Nominal accounts are used to record the balances of transactions that do not involve the transfer of physical goods or money. For example, if a company borrowed $100 for 1 year at 10% interest and there was no interest on the loan accrued on the 31st December, then we would expect to see on 31 December:

$100 Nominal account: Interest on Borrowings account.

This is a nominal account as there has been no physical exchange of value or money and it is merely an accounting record of $100 being owed to the bank for 1 year.

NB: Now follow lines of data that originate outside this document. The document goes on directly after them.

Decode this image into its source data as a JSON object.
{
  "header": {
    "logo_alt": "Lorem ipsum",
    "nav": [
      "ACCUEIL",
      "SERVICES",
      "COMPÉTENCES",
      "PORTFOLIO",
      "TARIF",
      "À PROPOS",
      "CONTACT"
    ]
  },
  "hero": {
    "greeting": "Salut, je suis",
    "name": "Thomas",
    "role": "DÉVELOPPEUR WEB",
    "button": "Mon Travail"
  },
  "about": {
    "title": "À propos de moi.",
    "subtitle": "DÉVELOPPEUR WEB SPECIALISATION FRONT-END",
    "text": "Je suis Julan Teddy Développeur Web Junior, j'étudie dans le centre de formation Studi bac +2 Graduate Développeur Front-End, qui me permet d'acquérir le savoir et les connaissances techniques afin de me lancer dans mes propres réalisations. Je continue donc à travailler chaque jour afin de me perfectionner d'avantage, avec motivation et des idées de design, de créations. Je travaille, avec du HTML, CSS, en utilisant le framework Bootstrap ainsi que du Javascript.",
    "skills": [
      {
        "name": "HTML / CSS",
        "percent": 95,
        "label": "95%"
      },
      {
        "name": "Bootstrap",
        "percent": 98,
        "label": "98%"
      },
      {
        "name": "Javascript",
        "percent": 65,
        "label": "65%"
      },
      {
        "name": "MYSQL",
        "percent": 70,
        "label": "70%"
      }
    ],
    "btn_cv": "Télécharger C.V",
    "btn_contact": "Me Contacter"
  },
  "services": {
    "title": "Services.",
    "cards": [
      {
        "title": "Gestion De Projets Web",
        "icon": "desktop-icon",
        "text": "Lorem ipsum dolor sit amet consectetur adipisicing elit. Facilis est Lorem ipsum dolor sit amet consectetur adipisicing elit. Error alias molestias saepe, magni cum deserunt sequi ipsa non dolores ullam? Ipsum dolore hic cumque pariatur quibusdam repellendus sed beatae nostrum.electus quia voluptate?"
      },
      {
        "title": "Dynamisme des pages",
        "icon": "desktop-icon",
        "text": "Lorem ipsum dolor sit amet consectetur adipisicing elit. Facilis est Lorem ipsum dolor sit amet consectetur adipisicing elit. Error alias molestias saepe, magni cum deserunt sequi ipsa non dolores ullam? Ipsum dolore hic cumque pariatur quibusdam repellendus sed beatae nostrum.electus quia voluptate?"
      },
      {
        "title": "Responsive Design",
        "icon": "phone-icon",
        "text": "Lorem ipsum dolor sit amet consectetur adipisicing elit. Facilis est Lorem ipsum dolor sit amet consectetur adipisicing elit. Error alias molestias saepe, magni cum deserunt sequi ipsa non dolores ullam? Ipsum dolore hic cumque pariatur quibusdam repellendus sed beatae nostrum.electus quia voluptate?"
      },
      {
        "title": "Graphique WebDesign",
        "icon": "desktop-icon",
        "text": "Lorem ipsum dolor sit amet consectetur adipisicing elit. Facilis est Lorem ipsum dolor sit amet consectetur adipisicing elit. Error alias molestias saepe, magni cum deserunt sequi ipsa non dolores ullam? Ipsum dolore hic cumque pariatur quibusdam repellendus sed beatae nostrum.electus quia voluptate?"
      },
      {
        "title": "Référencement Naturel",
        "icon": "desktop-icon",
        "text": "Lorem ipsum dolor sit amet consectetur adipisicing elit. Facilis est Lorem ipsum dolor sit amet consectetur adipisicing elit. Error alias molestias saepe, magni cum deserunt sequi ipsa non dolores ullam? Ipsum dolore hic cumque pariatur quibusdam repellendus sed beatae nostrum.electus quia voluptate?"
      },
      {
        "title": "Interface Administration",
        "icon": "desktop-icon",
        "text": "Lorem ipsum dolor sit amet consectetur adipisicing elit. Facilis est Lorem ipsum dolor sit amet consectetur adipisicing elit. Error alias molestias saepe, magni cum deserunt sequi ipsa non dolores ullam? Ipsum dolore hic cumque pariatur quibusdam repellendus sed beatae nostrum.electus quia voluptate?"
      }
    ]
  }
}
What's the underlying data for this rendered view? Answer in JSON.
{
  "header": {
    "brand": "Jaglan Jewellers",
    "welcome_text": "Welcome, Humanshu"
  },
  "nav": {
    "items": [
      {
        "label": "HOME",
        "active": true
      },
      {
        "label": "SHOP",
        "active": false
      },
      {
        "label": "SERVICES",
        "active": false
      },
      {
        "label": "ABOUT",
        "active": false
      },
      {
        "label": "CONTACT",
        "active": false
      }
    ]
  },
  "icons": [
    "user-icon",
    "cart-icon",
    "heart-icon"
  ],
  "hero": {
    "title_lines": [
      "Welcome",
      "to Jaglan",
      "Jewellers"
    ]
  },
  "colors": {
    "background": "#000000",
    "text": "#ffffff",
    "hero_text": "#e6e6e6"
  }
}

Nominal accounts are used to record transactions in monetary terms. Nominal accounts are also known as temporary or nominal accounts, while real accounts are also known as permanent or real accounts. The main difference between nominal and real accounts is that while nominal accounts record transactions in monetary terms, the real accounts do it in physical terms.

Traditionally, financial statements are divided into two categories — the permanent or real account and the nominal or temporary account. The permanent account records transactions in physical terms while the temporary one does so in monetary terms.

The nominal accounts are the set of financial statements that describe the transactions of an organization in terms of actual monetary value. The nominal accounts are concerned with the ways in which the organization generates income and spends it. The accounts are also concerned with the changes of assets through transactions of the organization.

The purpose of the nominal accounts is to provide a set of financial statements that show how an organization has performed financially during a period.